Elena Gioia ha ucciso il padre che intendeva estirparla da una relazione, come si è visto a fortiori, tossica e pericolosa liberandosi così del simbolo per eccellenza del divieto, dell’uomo che con la forza fisica del testosterone la obbliga a rispettare un NO.
Ma quel parricidio si è consumato ben prima, in un ambiente ormai intossicato dalla confusione di genere, dove i padri fanno i mammi e vengono castrati sin dall’infanzia da una tossica educazione matriarcale e da un femminismo che ambisce ad espellere il maschio dal consesso civile.

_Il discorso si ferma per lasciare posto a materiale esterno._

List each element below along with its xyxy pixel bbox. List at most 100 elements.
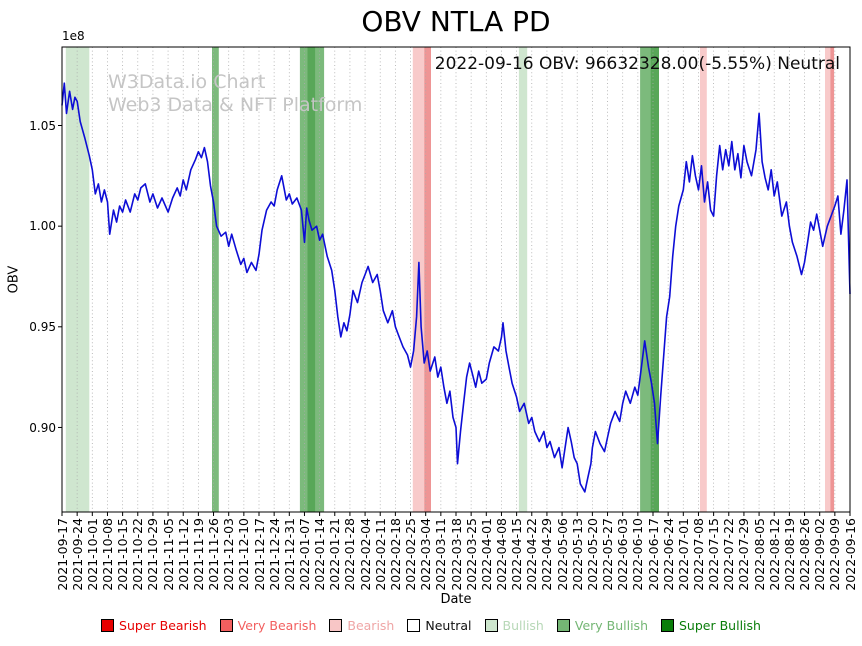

Oggi tutti quanti si scandalizzano per Elena Gioia ma sono tutti parricidi. Lo sono quando ambirebbero a stravolgere la naturale differenziazione sessuale sotto l’arma del ricatto morale sessista. Quando cercano di detestosteronizzare il padre, condannando la sua forza e accusandola di mascolinità tossica. Quando lo riducono a mammella da cui succhiare denari per garantire il tenore di vita di mogli viziate e inacidite, per poi costringerlo a vivere in un automobile dopo avergli portato via tutto. E quando si costringe, con l’orrendo ddl Zan a non parlarne neanche più, sia mai che qualche gay si possa risentire.
Non scandalizzatevi. Elena Gioia ha sì ucciso il padre. Ma i mandanti sono tutti coloro che hanno deciso che la famiglia va distrutta, consumando un lento e quotidiano parricidio.
Non a caso, la giovine aveva anche la bandiera arcobalenata nel profilo. E, va da sè, qualche simpatizzante dell’Arcigay sicuramente troverà qualche scusa per giustificare quanto accaduto mentre, va da sè, se la figliuola fosse stata di Casapound o di Forza Nuova, si sarebbe accusato il sovranismo.
Fino al prossimo parricidio.

FRANCO MARINO

Un commento su “IL LENTO PARRICIDIO QUOTIDIANO (di Franco Marino)

  1. Sono d’accordo nella sostanza.
    Anche se io non ho mai sopportato quando da bambina mio padre ( ma anche mia madre ) mi ha picchiata.
    E per picchiata intendo schiaffi, non cazzottoni.